Now all that remains is to make hit movies.
“Polygram Films will be a cornerstone of our program to establish PFE as a major force in the global motion picture industry,” Kuhn said. “The motion picture business is financially viable only when managed as an integrated international business that fully leverages assets in all markets and media.”
Fogelson said the creation of Polygram Films is unlike the entry of other would-be studios, such as New World and the recently departed Savoy Pictures, into the perilous arena of domestic distribution.
Only three general-release distribs founded in the past half-century are still operating at full steam: TriStar, Miramax and New Line. And each of those has been taken under the wing of a major studio.
Not a start-up
“This is not a start-up anything,” Fogelson told Daily Variety. “This company has been in the business of making successful movies for some time.”
In fact, Polygram already is distributing its own films in several major territories around the world, including France, Australia and Canada.
The company has a 400-title film library and pulls in $900 million in yearly revenues from its film division, including theatrical, homevideo and TV licensing. Company sources insist that is more than enough financial strength to carry a full-scale domestic distribution division over any rough spots.
But it will take several years of sustained releases of 10-12 pics, with 1,000-plus playdates annually, for Polygram to be considered for a slot among the majors.
Nevertheless, the news should make exhibitors happy, ensuring a steady flow of films for ever-expanding multiplexes despite studio talk of cutting back production.
Gramercy Pictures, which has had hits like Oscar winners “Fargo” and “Dead Man Walking,” as well as “Four Weddings and a Funeral,” will continue under topper Russell Schwartz as an autonomous marketing/distribution entity, a Polygram spokesman emphasized, with some sharing of backroom operations.

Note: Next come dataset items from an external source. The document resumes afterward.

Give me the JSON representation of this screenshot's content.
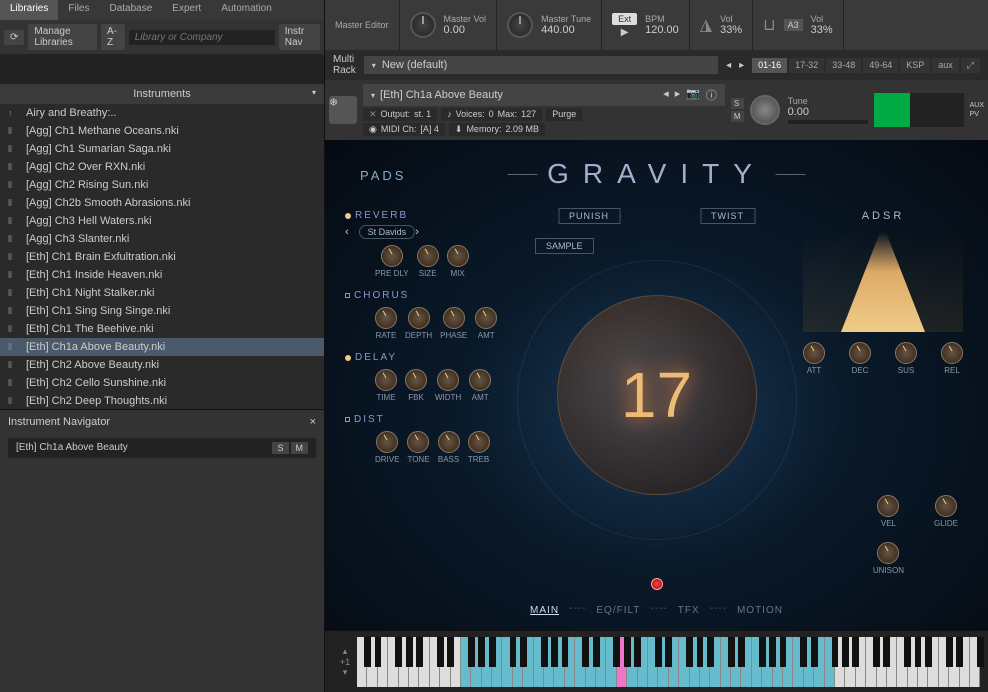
{
  "tabs": [
    "Libraries",
    "Files",
    "Database",
    "Expert",
    "Automation"
  ],
  "active_tab": 0,
  "toolbar": {
    "manage": "Manage Libraries",
    "sort": "A-Z",
    "search_placeholder": "Library or Company",
    "instr_nav": "Instr Nav"
  },
  "instruments_header": "Instruments",
  "instruments": [
    {
      "icon": "↑",
      "name": "Airy and Breathy:.."
    },
    {
      "icon": "⦀",
      "name": "[Agg] Ch1 Methane Oceans.nki"
    },
    {
      "icon": "⦀",
      "name": "[Agg] Ch1 Sumarian Saga.nki"
    },
    {
      "icon": "⦀",
      "name": "[Agg] Ch2 Over RXN.nki"
    },
    {
      "icon": "⦀",
      "name": "[Agg] Ch2 Rising Sun.nki"
    },
    {
      "icon": "⦀",
      "name": "[Agg] Ch2b Smooth Abrasions.nki"
    },
    {
      "icon": "⦀",
      "name": "[Agg] Ch3 Hell Waters.nki"
    },
    {
      "icon": "⦀",
      "name": "[Agg] Ch3 Slanter.nki"
    },
    {
      "icon": "⦀",
      "name": "[Eth] Ch1 Brain Exfultration.nki"
    },
    {
      "icon": "⦀",
      "name": "[Eth] Ch1 Inside Heaven.nki"
    },
    {
      "icon": "⦀",
      "name": "[Eth] Ch1 Night Stalker.nki"
    },
    {
      "icon": "⦀",
      "name": "[Eth] Ch1 Sing Sing Singe.nki"
    },
    {
      "icon": "⦀",
      "name": "[Eth] Ch1 The Beehive.nki"
    },
    {
      "icon": "⦀",
      "name": "[Eth] Ch1a Above Beauty.nki",
      "selected": true
    },
    {
      "icon": "⦀",
      "name": "[Eth] Ch2 Above Beauty.nki"
    },
    {
      "icon": "⦀",
      "name": "[Eth] Ch2 Cello Sunshine.nki"
    },
    {
      "icon": "⦀",
      "name": "[Eth] Ch2 Deep Thoughts.nki"
    }
  ],
  "navigator": {
    "title": "Instrument Navigator",
    "item": "[Eth] Ch1a Above Beauty",
    "s": "S",
    "m": "M"
  },
  "top": {
    "master_editor": "Master Editor",
    "master_vol": "Master Vol",
    "master_vol_val": "0.00",
    "master_tune": "Master Tune",
    "master_tune_val": "440.00",
    "ext": "Ext",
    "bpm": "BPM",
    "bpm_val": "120.00",
    "vol": "Vol",
    "vol_val": "33%",
    "vol2": "Vol",
    "vol2_val": "33%"
  },
  "rack": {
    "multi": "Multi",
    "rackl": "Rack",
    "preset": "New (default)",
    "pages": [
      "01-16",
      "17-32",
      "33-48",
      "49-64",
      "KSP",
      "aux"
    ]
  },
  "inst_header": {
    "title": "[Eth] Ch1a Above Beauty",
    "output": "Output:",
    "output_val": "st. 1",
    "midi": "MIDI Ch:",
    "midi_val": "[A] 4",
    "voices": "Voices:",
    "voices_val": "0",
    "max": "Max:",
    "max_val": "127",
    "memory": "Memory:",
    "memory_val": "2.09 MB",
    "purge": "Purge",
    "tune": "Tune",
    "tune_val": "0.00",
    "s": "S",
    "m": "M",
    "aux": "AUX",
    "pv": "PV"
  },
  "gravity": {
    "title": "GRAVITY",
    "pads": "PADS",
    "punish": "PUNISH",
    "twist": "TWIST",
    "sample": "SAMPLE",
    "number": "17",
    "fx": {
      "reverb": {
        "label": "REVERB",
        "preset": "St Davids",
        "knobs": [
          "PRE DLY",
          "SIZE",
          "MIX"
        ]
      },
      "chorus": {
        "label": "CHORUS",
        "knobs": [
          "RATE",
          "DEPTH",
          "PHASE",
          "AMT"
        ]
      },
      "delay": {
        "label": "DELAY",
        "knobs": [
          "TIME",
          "FBK",
          "WIDTH",
          "AMT"
        ]
      },
      "dist": {
        "label": "DIST",
        "knobs": [
          "DRIVE",
          "TONE",
          "BASS",
          "TREB"
        ]
      }
    },
    "adsr": {
      "label": "ADSR",
      "knobs": [
        "ATT",
        "DEC",
        "SUS",
        "REL"
      ]
    },
    "right_knobs": [
      "VEL",
      "GLIDE",
      "UNISON"
    ],
    "bottom_tabs": [
      "MAIN",
      "EQ/FILT",
      "TFX",
      "MOTION"
    ]
  },
  "keyboard": {
    "oct": "+1"
  }
}
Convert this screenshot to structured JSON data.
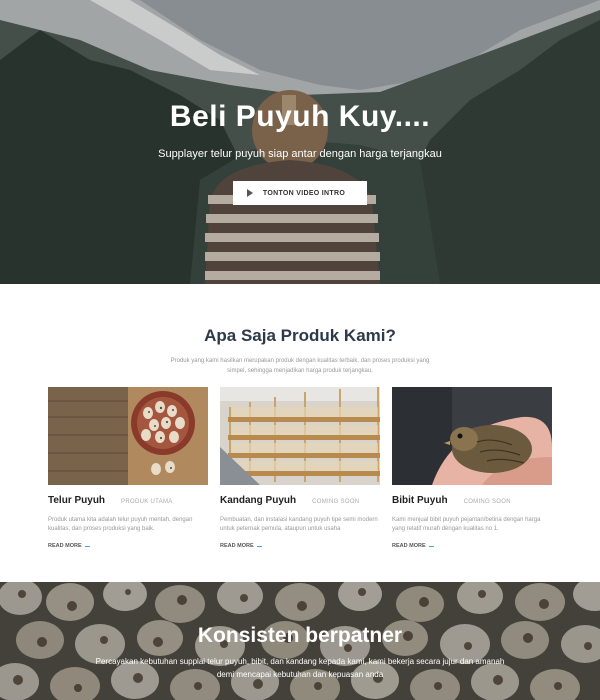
{
  "hero": {
    "title": "Beli Puyuh Kuy....",
    "subtitle": "Supplayer telur puyuh siap antar dengan harga terjangkau",
    "button_label": "TONTON VIDEO INTRO",
    "button_icon": "play-icon"
  },
  "products": {
    "title": "Apa Saja Produk Kami?",
    "description": "Produk yang kami hasilkan merupakan produk dengan kualitas terbaik, dan proses produksi yang simpel, sehingga menjadikan harga produk terjangkau.",
    "cards": [
      {
        "name": "Telur Puyuh",
        "tag": "PRODUK UTAMA",
        "description": "Produk utama kita adalah telur puyuh mentah, dengan kualitas, dan proses produksi yang baik.",
        "more": "READ MORE"
      },
      {
        "name": "Kandang Puyuh",
        "tag": "COMING SOON",
        "description": "Pembuatan, dan instalasi kandang puyuh tipe semi modern untuk peternak pemula, ataupun untuk usaha",
        "more": "READ MORE"
      },
      {
        "name": "Bibit Puyuh",
        "tag": "COMING SOON",
        "description": "Kami menjual bibit puyuh pejantan/betina dengan harga yang relatif murah dengan kualitas no 1.",
        "more": "READ MORE"
      }
    ]
  },
  "banner": {
    "title": "Konsisten berpatner",
    "text": "Percayakan kebutuhan supplai telur puyuh, bibit, dan kandang kepada kami, kami bekerja secara jujur dan amanah demi mencapai kebutuhan dan kepuasan anda"
  },
  "colors": {
    "heading": "#2d3a4a",
    "accent": "#4aa3d8"
  }
}
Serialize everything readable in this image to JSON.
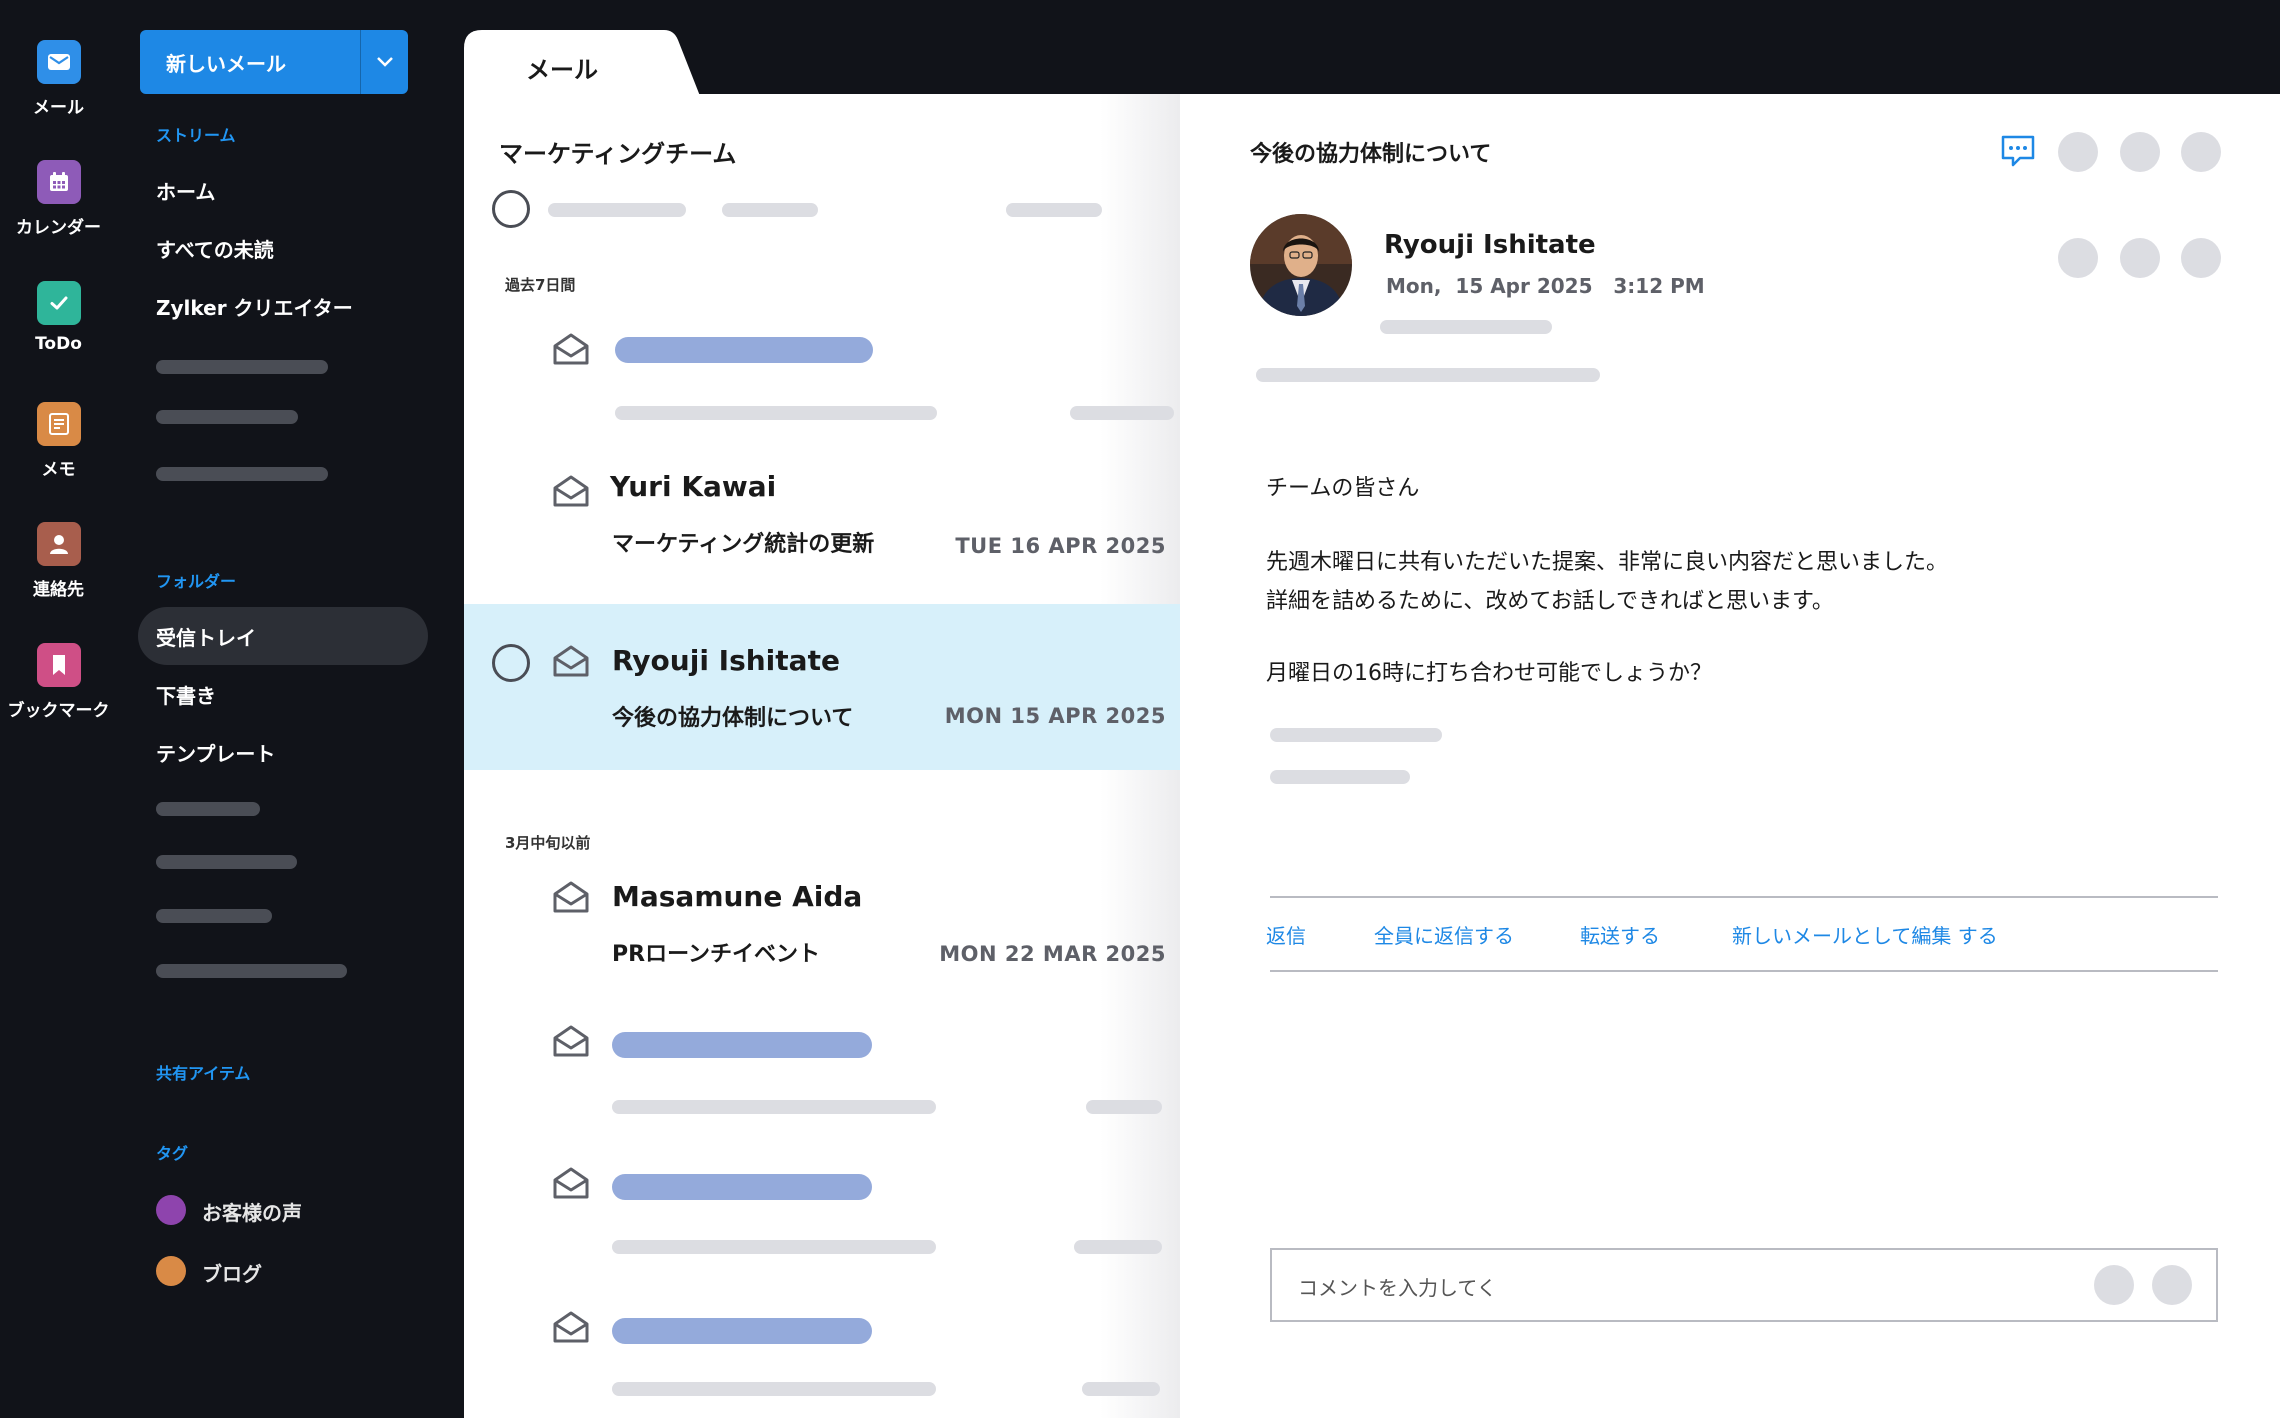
{
  "rail": {
    "items": [
      {
        "label": "メール",
        "color": "#2f8fe8",
        "icon": "mail-icon"
      },
      {
        "label": "カレンダー",
        "color": "#8e5bb8",
        "icon": "calendar-icon"
      },
      {
        "label": "ToDo",
        "color": "#2fb59a",
        "icon": "check-icon"
      },
      {
        "label": "メモ",
        "color": "#d98a46",
        "icon": "note-icon"
      },
      {
        "label": "連絡先",
        "color": "#a85e4d",
        "icon": "contact-icon"
      },
      {
        "label": "ブックマーク",
        "color": "#cf4f86",
        "icon": "bookmark-icon"
      }
    ]
  },
  "sidebar": {
    "new_mail_label": "新しいメール",
    "stream_heading": "ストリーム",
    "stream_items": [
      "ホーム",
      "すべての未読",
      "Zylker クリエイター"
    ],
    "folders_heading": "フォルダー",
    "folder_items": [
      "受信トレイ",
      "下書き",
      "テンプレート"
    ],
    "shared_heading": "共有アイテム",
    "tags_heading": "タグ",
    "tags": [
      {
        "label": "お客様の声",
        "color": "#8e44ad"
      },
      {
        "label": "ブログ",
        "color": "#d98a46"
      }
    ]
  },
  "tab": {
    "label": "メール"
  },
  "list": {
    "title": "マーケティングチーム",
    "group1_label": "過去7日間",
    "group2_label": "3月中旬以前",
    "messages": [
      {
        "sender": "Yuri Kawai",
        "subject": "マーケティング統計の更新",
        "date": "TUE 16 APR 2025"
      },
      {
        "sender": "Ryouji Ishitate",
        "subject": "今後の協力体制について",
        "date": "MON 15 APR 2025"
      },
      {
        "sender": "Masamune Aida",
        "subject": "PRローンチイベント",
        "date": "MON 22 MAR 2025"
      }
    ]
  },
  "reader": {
    "subject": "今後の協力体制について",
    "from_name": "Ryouji Ishitate",
    "from_date": "Mon,  15 Apr 2025   3:12 PM",
    "body": [
      "チームの皆さん",
      "先週木曜日に共有いただいた提案、非常に良い内容だと思いました。",
      "詳細を詰めるために、改めてお話しできればと思います。",
      "月曜日の16時に打ち合わせ可能でしょうか？"
    ],
    "actions": [
      "返信",
      "全員に返信する",
      "転送する",
      "新しいメールとして編集 する"
    ],
    "comment_placeholder": "コメントを入力してく"
  }
}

Gramercy will be PFE’s specialty release label while Polygram Films handles the bigger pics, although Gramercy will retain a wide release capability.
‘Game’ goes first
Polygram Film’s first releases will be “The Game,” a thriller from helmer David Fincher, starring Michael Douglas and Sean Penn; and “The Gingerbread Man,” directed by Robert Altman from an original John Grisham screenplay, toplining Kenneth Branagh, Embeth Davidtz, Daryl Hannah, Robert Downey Jr. and Robert Duvall.
Releases for 1988 include:
“What Dreams May Come,” the Robin Williams-Cuba Gooding Jr. sci-fi pic from helmer Vincent Ward;
“The Borrowers,” based on the series of children’s books by Mary Norton, directed by Peter Hewitt and starring John Goodman;
“Barney’s Great Adventure” from Steve Gomer, starring the purple dinosaur from the TV kiddie show.
Domestic distrib work
Fogelson, whose own consulting firm AFA Co. has included such clients as Carolco Pictures, Nelson Entertainment and Le Studio Canal Plus, has been working on PFE’s domestic distrib strategy since 1995 (Daily Variety, July 20, 1995).
Graves joined Polygram as a marketing consultant in 1992. He has consulted for Mel Gibson’s Icon Prods. as well as Scott Free, New Regency and Douglas/Reuther. Previously, he was exec VP of worldwide marketing at Nelson Entertainment.
Soady jumped to Polygram from his three-year stint as president of Showscan Entertainment. He was previously head of domestic distribution for TriStar Pictures and, before that, distribution chief for Universal.